Weil nicht erwiesen werden konnte, dass die Meldung mittels Datenfern­übertragung für den Betrieb des Bf nicht unzumutbar war, war bereits aus diesem Grund der Beschwerde stattzugeben, das angefochtene Straferkenntnis aufzuheben und das Verfahren gemäß § 45 Abs. 1 Z 1 VStG iVm § 38 VwGVG einzustellen.

 

3.3.3.     Bei diesem Verfahrensergebnis hat der Bf gemäß § 52 Abs. 9 VwGVG und § 66 Abs. 1 VStG iVm § 38 VwGVG weder einen Kostenbeitrag für das Verfahren vor dem Landesverwaltungsgericht noch einen Beitrag zu den Kosten des Strafverfahrens vor der belangten Behörde zu tragen.

 

4.           Unzulässigkeit der ordentlichen Revision:

 

Die ordentliche Revision ist unzulässig, da keine Rechtsfrage im Sinne des Art. 133 Abs. 4 B-VG zu beurteilen war, der grundsätzliche Bedeutung zukommt. Insbesondere weicht die gegenständliche Entscheidung von der als einheitlich zu beurteilenden Rechtsprechung des Verwaltungsgerichtshofes nicht ab.
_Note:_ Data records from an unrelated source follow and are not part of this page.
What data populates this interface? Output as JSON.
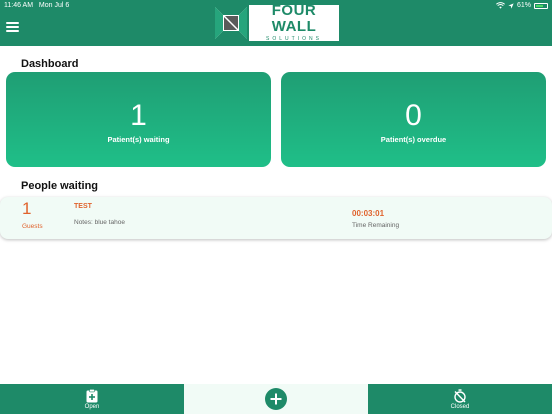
{
  "status_bar": {
    "time": "11:46 AM",
    "date": "Mon Jul 6",
    "battery": "61%"
  },
  "logo": {
    "title": "FOUR WALL",
    "subtitle": "SOLUTIONS"
  },
  "dashboard": {
    "title": "Dashboard",
    "cards": [
      {
        "value": "1",
        "label": "Patient(s) waiting"
      },
      {
        "value": "0",
        "label": "Patient(s) overdue"
      }
    ]
  },
  "people_waiting": {
    "title": "People waiting",
    "items": [
      {
        "count": "1",
        "count_label": "Guests",
        "name": "TEST",
        "notes": "Notes: blue tahoe",
        "timer": "00:03:01",
        "timer_label": "Time Remaining"
      }
    ]
  },
  "bottom_nav": {
    "open_label": "Open",
    "closed_label": "Closed"
  },
  "colors": {
    "brand_green": "#1e8a68",
    "card_gradient_top": "#1f9e74",
    "card_gradient_bottom": "#1fbf88",
    "accent_orange": "#e0622c",
    "row_background": "#f1fbf6"
  },
  "icons": {
    "menu": "hamburger-menu-icon",
    "wifi": "wifi-icon",
    "location": "location-arrow-icon",
    "battery": "battery-icon",
    "open": "clipboard-plus-icon",
    "add": "plus-circle-icon",
    "closed": "stopwatch-slash-icon"
  }
}
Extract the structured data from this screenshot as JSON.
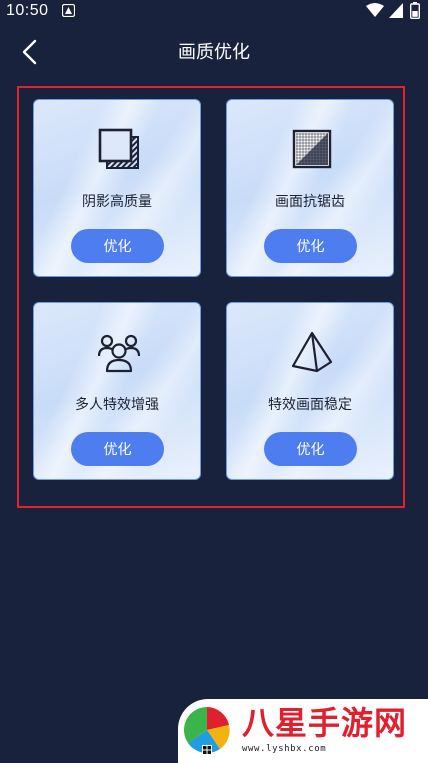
{
  "status_bar": {
    "time": "10:50",
    "icons": [
      "notification-icon",
      "wifi-icon",
      "signal-icon",
      "battery-icon"
    ]
  },
  "header": {
    "title": "画质优化",
    "back_icon": "chevron-left-icon"
  },
  "cards": [
    {
      "label": "阴影高质量",
      "button_label": "优化",
      "icon": "shadow-quality-icon"
    },
    {
      "label": "画面抗锯齿",
      "button_label": "优化",
      "icon": "anti-aliasing-icon"
    },
    {
      "label": "多人特效增强",
      "button_label": "优化",
      "icon": "multi-user-icon"
    },
    {
      "label": "特效画面稳定",
      "button_label": "优化",
      "icon": "pyramid-icon"
    }
  ],
  "colors": {
    "background": "#19223d",
    "accent_button": "#4e7df0",
    "highlight_frame": "#e3232c",
    "card_border": "#6f9be4"
  },
  "watermark": {
    "title": "八星手游网",
    "url": "www.lyshbx.com"
  }
}
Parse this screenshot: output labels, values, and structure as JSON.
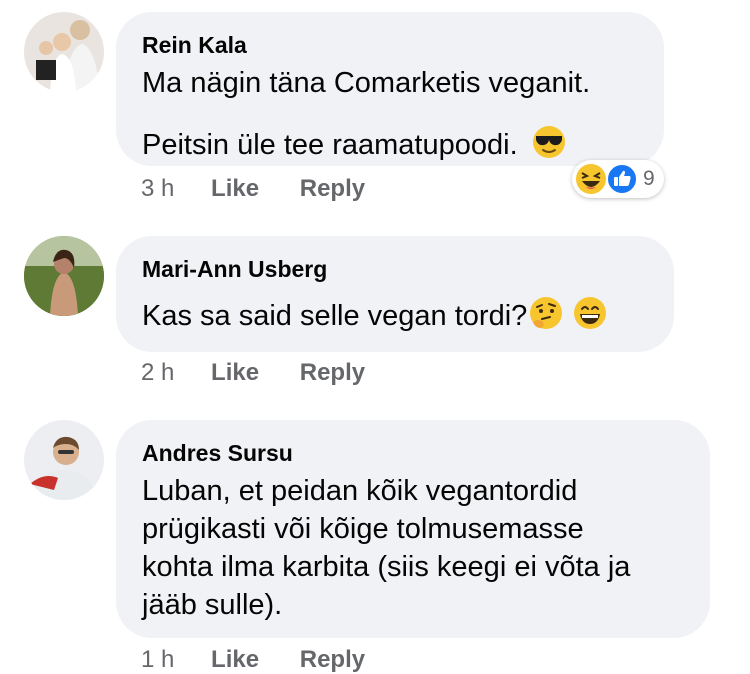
{
  "comments": [
    {
      "author": "Rein Kala",
      "lines": [
        "Ma nägin täna Comarketis veganit.",
        "Peitsin üle tee raamatupoodi."
      ],
      "emoji": [
        "sunglasses-emoji"
      ],
      "time": "3 h",
      "like_label": "Like",
      "reply_label": "Reply",
      "reactions": {
        "icons": [
          "laughing-emoji",
          "thumbs-up-icon"
        ],
        "count": "9"
      }
    },
    {
      "author": "Mari-Ann Usberg",
      "lines": [
        "Kas sa said selle vegan tordi?"
      ],
      "emoji": [
        "thinking-emoji",
        "grinning-emoji"
      ],
      "time": "2 h",
      "like_label": "Like",
      "reply_label": "Reply"
    },
    {
      "author": "Andres Sursu",
      "lines": [
        "Luban, et peidan kõik vegantordid",
        "prügikasti või kõige tolmusemasse",
        "kohta ilma karbita (siis keegi ei võta ja",
        "jääb sulle)."
      ],
      "time": "1 h",
      "like_label": "Like",
      "reply_label": "Reply"
    }
  ],
  "colors": {
    "bubble": "#f0f2f5",
    "text": "#050505",
    "secondary": "#65676b",
    "like_blue": "#1877f2",
    "emoji_yellow": "#f7c52e"
  }
}
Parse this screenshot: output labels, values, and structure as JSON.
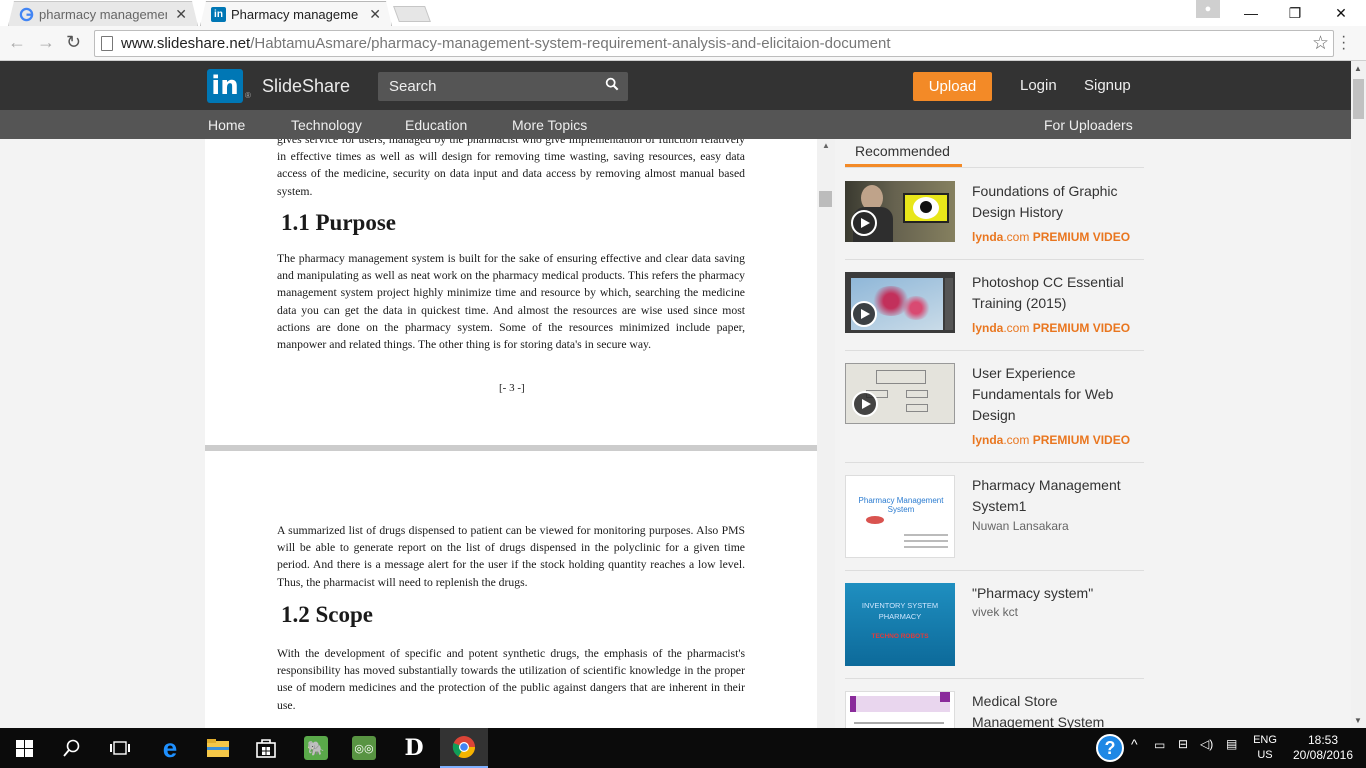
{
  "browser": {
    "tabs": [
      {
        "title": "pharmacy management sy",
        "close": "✕"
      },
      {
        "title": "Pharmacy management sy",
        "close": "✕"
      }
    ],
    "url_domain": "www.slideshare.net",
    "url_path": "/HabtamuAsmare/pharmacy-management-system-requirement-analysis-and-elicitaion-document"
  },
  "header": {
    "logo_in": "in",
    "logo_text": "SlideShare",
    "search_placeholder": "Search",
    "upload": "Upload",
    "login": "Login",
    "signup": "Signup"
  },
  "nav": {
    "home": "Home",
    "technology": "Technology",
    "education": "Education",
    "more_topics": "More Topics",
    "for_uploaders": "For Uploaders"
  },
  "doc": {
    "para_top": "gives service for users, managed by the pharmacist who give implementation of function relatively in effective times as well as will design for removing time wasting, saving resources, easy data access of the medicine, security on data input and data access by removing almost manual based system.",
    "h_purpose": "1.1 Purpose",
    "para_purpose": "The pharmacy management system is built for the sake of ensuring effective and clear data saving and manipulating as well as neat work on the pharmacy medical products. This refers the pharmacy management system project highly minimize time and resource by which, searching the medicine data you can get the data in quickest time. And almost the resources are wise used since most actions are done on the pharmacy system. Some of the resources minimized include paper, manpower and related things. The other thing is for storing data's in secure way.",
    "page_number": "[- 3 -]",
    "para_summary": "A summarized list of drugs dispensed to patient can be viewed for monitoring purposes. Also PMS will be able to generate report on the list of drugs dispensed in the polyclinic for a given time period. And there is a message alert for the user if the stock holding quantity reaches a low level. Thus, the pharmacist will need to replenish the drugs.",
    "h_scope": "1.2 Scope",
    "para_scope": "With the development of specific and potent synthetic drugs, the emphasis of the pharmacist's responsibility has moved substantially towards the utilization of scientific knowledge in the proper use of modern medicines and the protection of the public against dangers that are inherent in their use."
  },
  "sidebar": {
    "tab": "Recommended",
    "premium_lynda": "lynda",
    "premium_com": ".com",
    "premium_label": "PREMIUM VIDEO",
    "items": [
      {
        "title": "Foundations of Graphic Design History"
      },
      {
        "title": "Photoshop CC Essential Training (2015)"
      },
      {
        "title": "User Experience Fundamentals for Web Design"
      },
      {
        "title": "Pharmacy Management System1",
        "author": "Nuwan Lansakara",
        "thumb_text": "Pharmacy Management System"
      },
      {
        "title": "\"Pharmacy system\"",
        "author": "vivek kct",
        "thumb_text1": "INVENTORY SYSTEM",
        "thumb_text2": "PHARMACY",
        "thumb_text3": "TECHNO ROBOTS"
      },
      {
        "title": "Medical Store Management System Software"
      }
    ]
  },
  "taskbar": {
    "lang1": "ENG",
    "lang2": "US",
    "time": "18:53",
    "date": "20/08/2016"
  }
}
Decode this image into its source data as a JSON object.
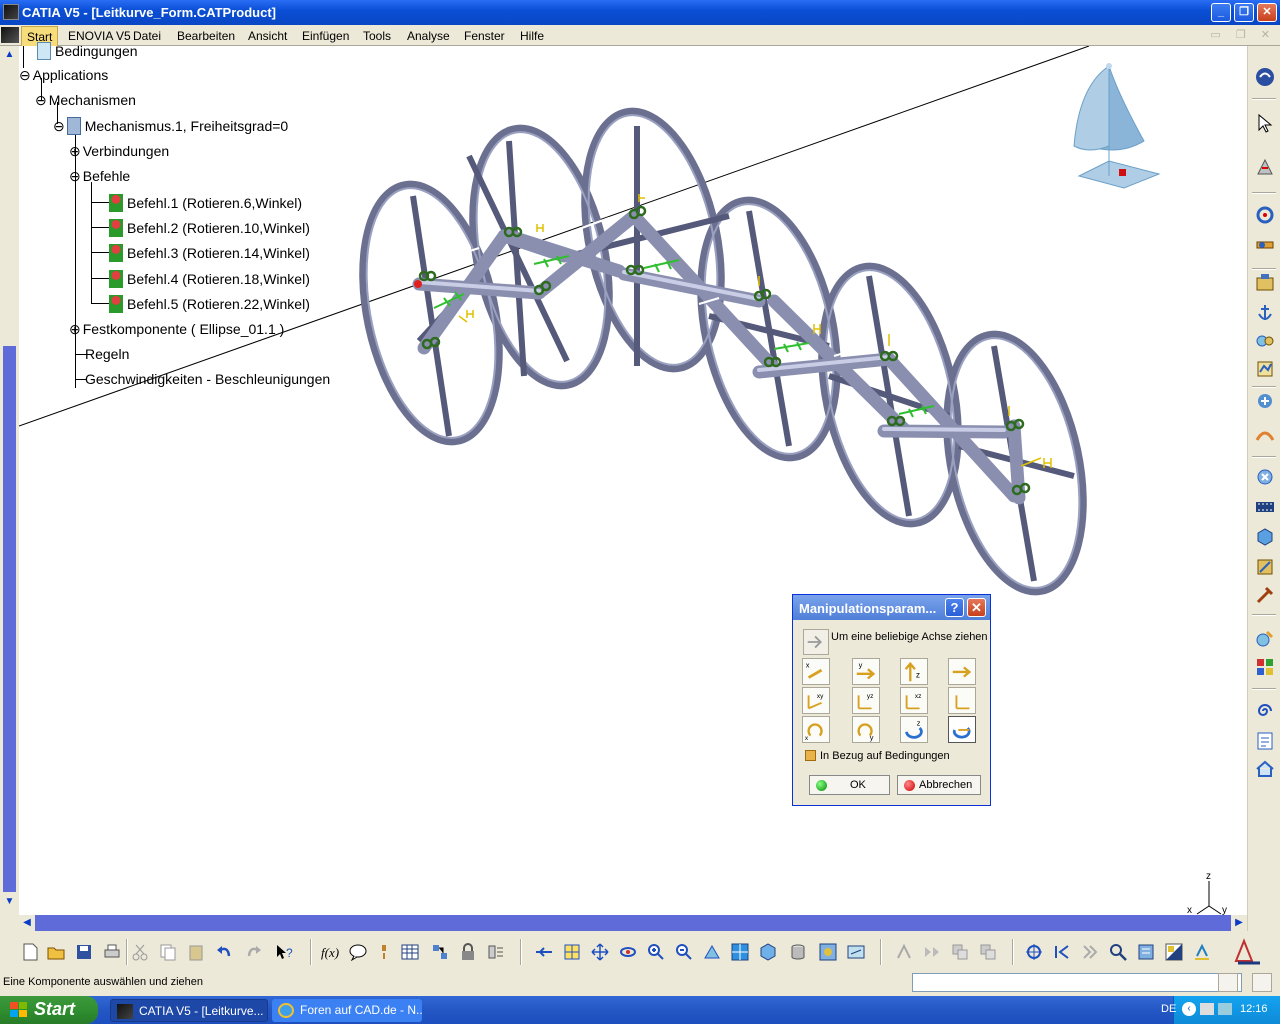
{
  "window": {
    "title": "CATIA V5 - [Leitkurve_Form.CATProduct]",
    "buttons": [
      "minimize-icon",
      "restore-icon",
      "close-icon"
    ]
  },
  "menu": {
    "items": [
      "Start",
      "ENOVIA V5",
      "Datei",
      "Bearbeiten",
      "Ansicht",
      "Einfügen",
      "Tools",
      "Analyse",
      "Fenster",
      "Hilfe"
    ]
  },
  "tree": {
    "bedingungen": "Bedingungen",
    "applications": "Applications",
    "mechanismen": "Mechanismen",
    "mechanismus": "Mechanismus.1, Freiheitsgrad=0",
    "verbindungen": "Verbindungen",
    "befehle": "Befehle",
    "befehl": [
      "Befehl.1 (Rotieren.6,Winkel)",
      "Befehl.2 (Rotieren.10,Winkel)",
      "Befehl.3 (Rotieren.14,Winkel)",
      "Befehl.4 (Rotieren.18,Winkel)",
      "Befehl.5 (Rotieren.22,Winkel)"
    ],
    "festkomponente": "Festkomponente ( Ellipse_01.1 )",
    "regeln": "Regeln",
    "geschwindigkeiten": "Geschwindigkeiten - Beschleunigungen"
  },
  "compass_axes": {
    "x": "x",
    "y": "y",
    "z": "z"
  },
  "dialog": {
    "title": "Manipulationsparam...",
    "help": "?",
    "hint": "Um eine beliebige Achse ziehen",
    "checkbox_label": "In Bezug auf Bedingungen",
    "ok": "OK",
    "cancel": "Abbrechen"
  },
  "status": {
    "message": "Eine Komponente auswählen und ziehen"
  },
  "taskbar": {
    "start": "Start",
    "tasks": [
      "CATIA V5 - [Leitkurve...",
      "Foren auf CAD.de - N..."
    ],
    "lang": "DE",
    "clock": "12:16"
  },
  "colors": {
    "accent": "#0a4fd6",
    "wheel": "#6c7090",
    "link": "#b8bdd8",
    "joint": "#2d6b1f",
    "track": "#5f6bd8"
  }
}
R e c h t s m i t t e l b e l e h r u n g

Gegen dieses Erkenntnis besteht innerhalb von sechs Wochen ab dem Tag der Zustellung die Möglichkeit der Erhebung einer Beschwerde beim Verfassungs­gerichtshof und/oder einer außerordentlichen Revision beim Verwaltungs­gerichtshof. Eine Beschwerde an den Verfassungsgerichtshof ist unmittelbar bei diesem einzubringen, eine Revision an den Verwaltungsgerichtshof beim Landes­verwaltungsgericht Oberösterreich. Die Abfassung und die Einbringung einer Beschwerde bzw. einer Revision müssen durch einen bevollmächtigten Rechts­anwalt bzw. eine bevollmächtigte Rechtsanwältin erfolgen. Für die Beschwerde bzw. Revision ist eine Eingabegebühr von je 240 Euro zu entrichten.